使用 EXPLAIN，您可以看到規劃器選擇的後端程序數量。當在查詢執行過程中到達 Gather 節點時，執行使用者連線的程序將請求與規劃器選擇的後端程序數量相等的後端工作程序。規劃器將考慮使用的後端工作程序數量最多限制為 max_parallel_workers_per_gather。任何時候可以存在的後端工作程序總數受 max_worker_processes 和 max_parallel_workers 限制。因此，平行查詢可以用比計劃更少的工作程序運行，甚至根本不需要工作程序。最佳計劃可能取決於可用的工作程序數量，因此這可能會導致查詢性能較差。如果頻繁發生，請考慮增加 max_worker_processes 和 max_parallel_workers，以便可以同時運行更多工作程序，或者減少 max_parallel_workers_per_gather，以便規劃器請求更少的工作程序。

為給予的平行查詢成功啟動的每個後端工作程序都將執行計劃的平行部分。領導程序也會執行計劃的一部分，但它還有一個額外的責任：它還必須讀取其他後諯程序所生成的所有資料。當計劃的平行部分只産生少量資料時，領導程序通常會表現得非常像一個額外的後端程序，而加快了查詢的執行速度。相反地，當計劃的平行部分産生大量資料時，領導程序可能幾乎完全被讀取由後端程序産生的資料所佔據，並且執行 Gather 節點級之上的計劃節點所需的任何進一步處理步驟或是扮演 Gather Merge 節點。在這種情況下，領導程序將會少量執行計劃的平行部分。

當計劃的平行行部分頂部的節點是 Gather Merge 而不是 Gather 時，它表示執行計劃的平行部分的每個程序正在按排序順序産生資料，並且領導程序正依序執行保持合併。相反地，Gather 只以便利的順序讀取後端程序的資料，會破壞可能存在的任何排序順序。

15.2. 啓用時機？

There are several settings which can cause the query planner not to generate a parallel query plan under any circumstances. In order for any parallel query plans whatsoever to be generated, the following settings must be configured as indicated.

max_parallel_workers_per_gather must be set to a value which is greater than zero. This is a special case of the more general principle that no more workers should be used than the number configured via max_parallel_workers_per_gather.

In addition, the system must not be running in single-user mode. Since the entire database system is running in single process in this situation, no background workers will be available.

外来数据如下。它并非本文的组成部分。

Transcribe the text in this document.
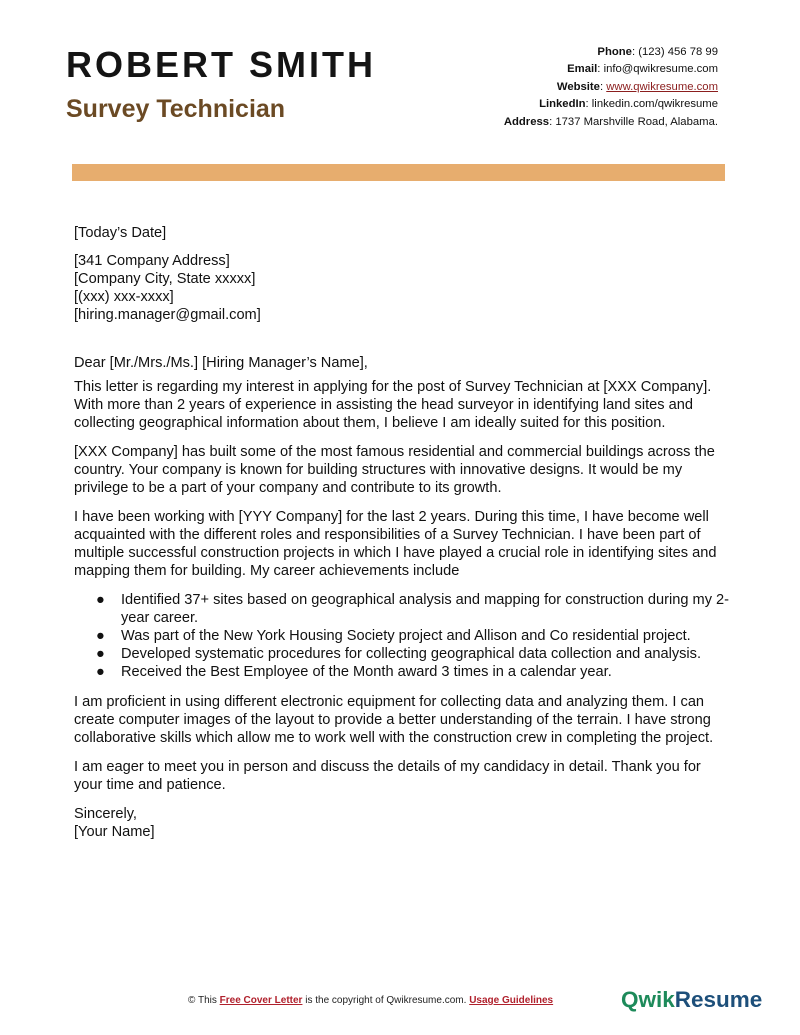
ROBERT SMITH
Survey Technician
Phone: (123) 456 78 99
Email: info@qwikresume.com
Website: www.qwikresume.com
LinkedIn: linkedin.com/qwikresume
Address: 1737 Marshville Road, Alabama.

[Today’s Date]

[341 Company Address]

[Company City, State xxxxx]

[(xxx) xxx-xxxx]

[hiring.manager@gmail.com]

Dear [Mr./Mrs./Ms.] [Hiring Manager’s Name],

This letter is regarding my interest in applying for the post of Survey Technician at [XXX Company]. With more than 2 years of experience in assisting the head surveyor in identifying land sites and collecting geographical information about them, I believe I am ideally suited for this position.

[XXX Company] has built some of the most famous residential and commercial buildings across the country. Your company is known for building structures with innovative designs. It would be my privilege to be a part of your company and contribute to its growth.

I have been working with [YYY Company] for the last 2 years. During this time, I have become well acquainted with the different roles and responsibilities of a Survey Technician. I have been part of multiple successful construction projects in which I have played a crucial role in identifying sites and mapping them for building. My career achievements include

● Identified 37+ sites based on geographical analysis and mapping for construction during my 2-year career.
● Was part of the New York Housing Society project and Allison and Co residential project.
● Developed systematic procedures for collecting geographical data collection and analysis.
● Received the Best Employee of the Month award 3 times in a calendar year.

I am proficient in using different electronic equipment for collecting data and analyzing them. I can create computer images of the layout to provide a better understanding of the terrain. I have strong collaborative skills which allow me to work well with the construction crew in completing the project.

I am eager to meet you in person and discuss the details of my candidacy in detail. Thank you for your time and patience.

Sincerely,

[Your Name]

© This Free Cover Letter is the copyright of Qwikresume.com. Usage Guidelines	QwikResume
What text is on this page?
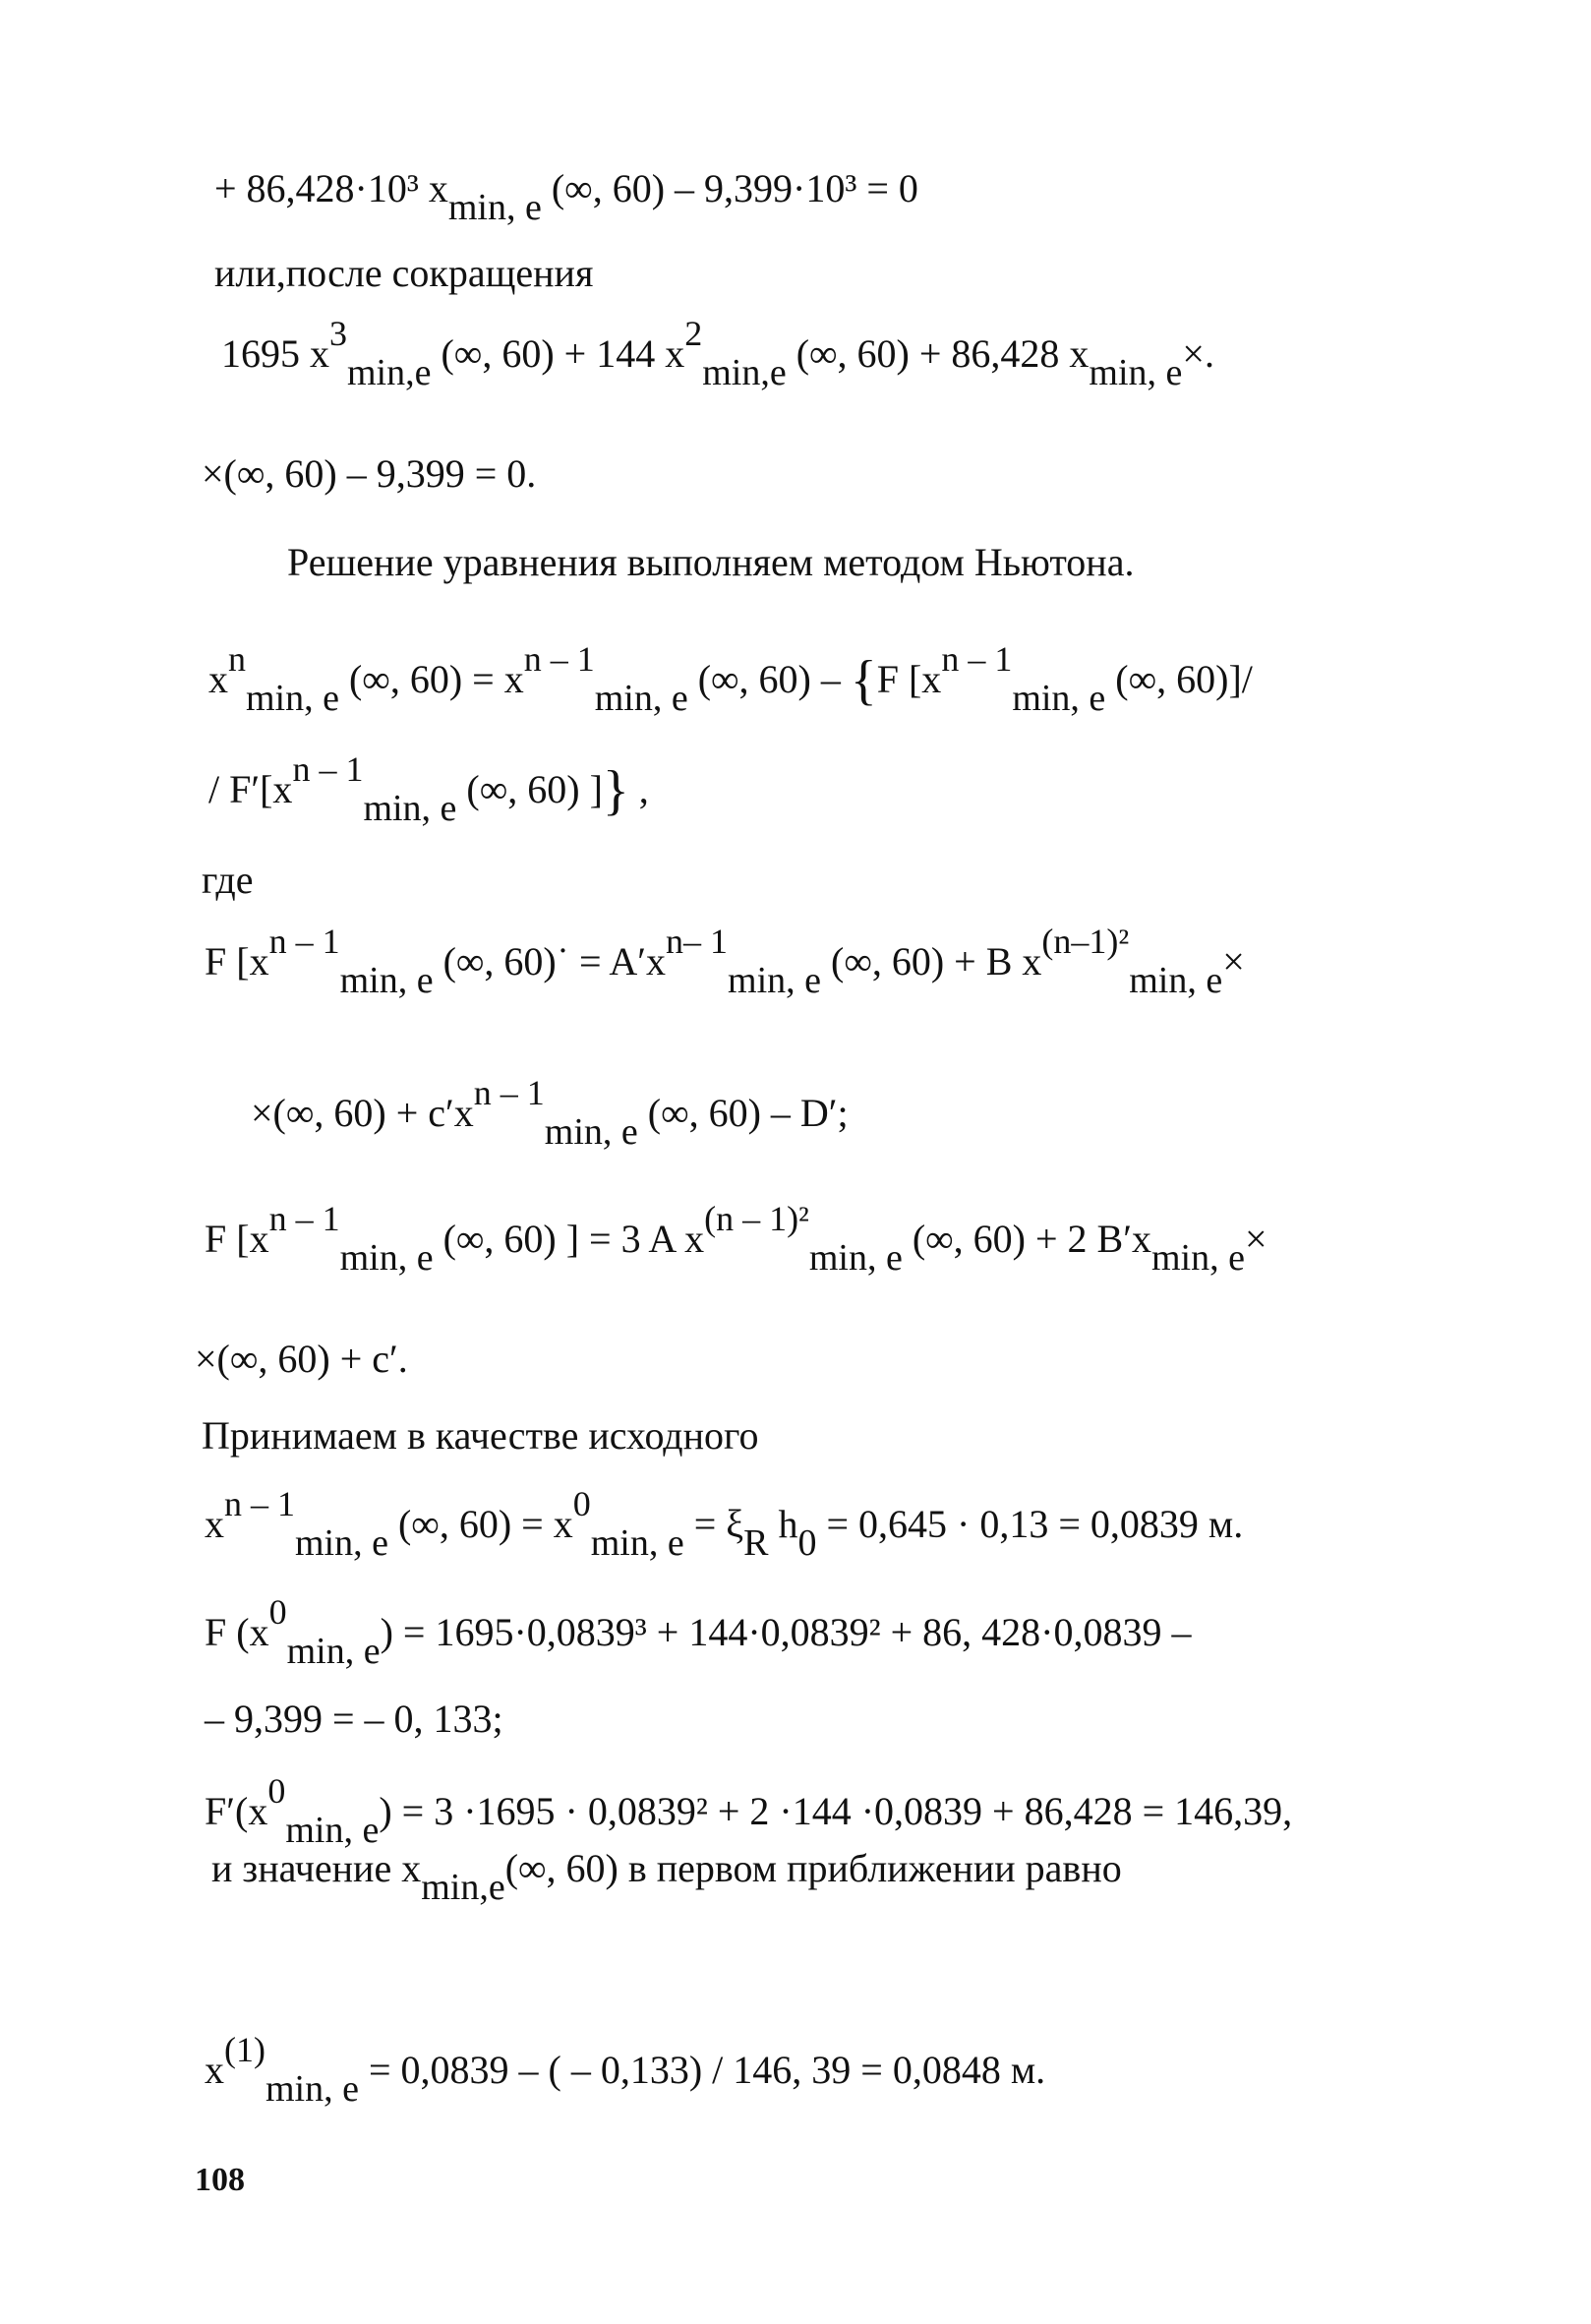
+ 86,428·10³ xmin, e (∞, 60) – 9,399·10³ = 0
или,после сокращения
1695 x3min,e (∞, 60) + 144 x2min,e (∞, 60) + 86,428 xmin, e×.
×(∞, 60) – 9,399 = 0.
Решение уравнения выполняем методом Ньютона.
xnmin, e (∞, 60) = xn – 1min, e (∞, 60) – {F [xn – 1min, e (∞, 60)]/
/ F′[xn – 1min, e (∞, 60) ]} ,
где
F [xn – 1min, e (∞, 60)˙ = A′xn– 1min, e (∞, 60) + B x(n–1)²min, e×
×(∞, 60) + c′xn – 1min, e (∞, 60) – D′;
F [xn – 1min, e (∞, 60) ] = 3 A x(n – 1)²min, e (∞, 60) + 2 B′xmin, e×
×(∞, 60) + c′.
Принимаем в качестве исходного
xn – 1min, e (∞, 60) = x0min, e = ξR h0 = 0,645 · 0,13 = 0,0839 м.
F (x0min, e) = 1695·0,0839³ + 144·0,0839² + 86, 428·0,0839 –
– 9,399 = – 0, 133;
F′(x0min, e) = 3 ·1695 · 0,0839² + 2 ·144 ·0,0839 + 86,428 = 146,39,
и значение xmin,e(∞, 60) в первом приближении равно
x(1)min, e = 0,0839 – ( – 0,133) / 146, 39 = 0,0848 м.
108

Even when it is in general possible for parallel query plans to be generated, the planner will not generate them for a given query if any of the following are true:

The query writes any data or locks any database rows. If a query contains a data-modifying operation either at the top level or within a CTE, no parallel plans for that query will be generated. As an exception, the commands CREATE TABLE ... AS, SELECT INTO, and CREATE MATERIALIZED VIEW which create a new table and populate it can use a parallel plan.
The query might be suspended during execution. In any situation in which the system thinks that partial or incremental execution might occur, no parallel plan is generated. For example, a cursor created using DECLARE CURSOR will never use a parallel plan. Similarly, a PL/pgSQL loop of the form FOR x IN query LOOP .. END LOOP will never use a parallel plan, because the parallel query system is unable to verify that the code in the loop is safe to execute while parallel query is active.
The query uses any function marked PARALLEL UNSAFE. Most system-defined functions are PARALLEL SAFE, but user-defined functions are marked PARALLEL UNSAFE by default. See the discussion of Section 15.4.
The query is running inside of another query that is already parallel. For example, if a function called by a parallel query issues an SQL query itself, that query will never use a parallel plan. This is a limitation of the current implementation, but it may not be desirable to remove this limitation, since it could result in a single query using a very large number of processes.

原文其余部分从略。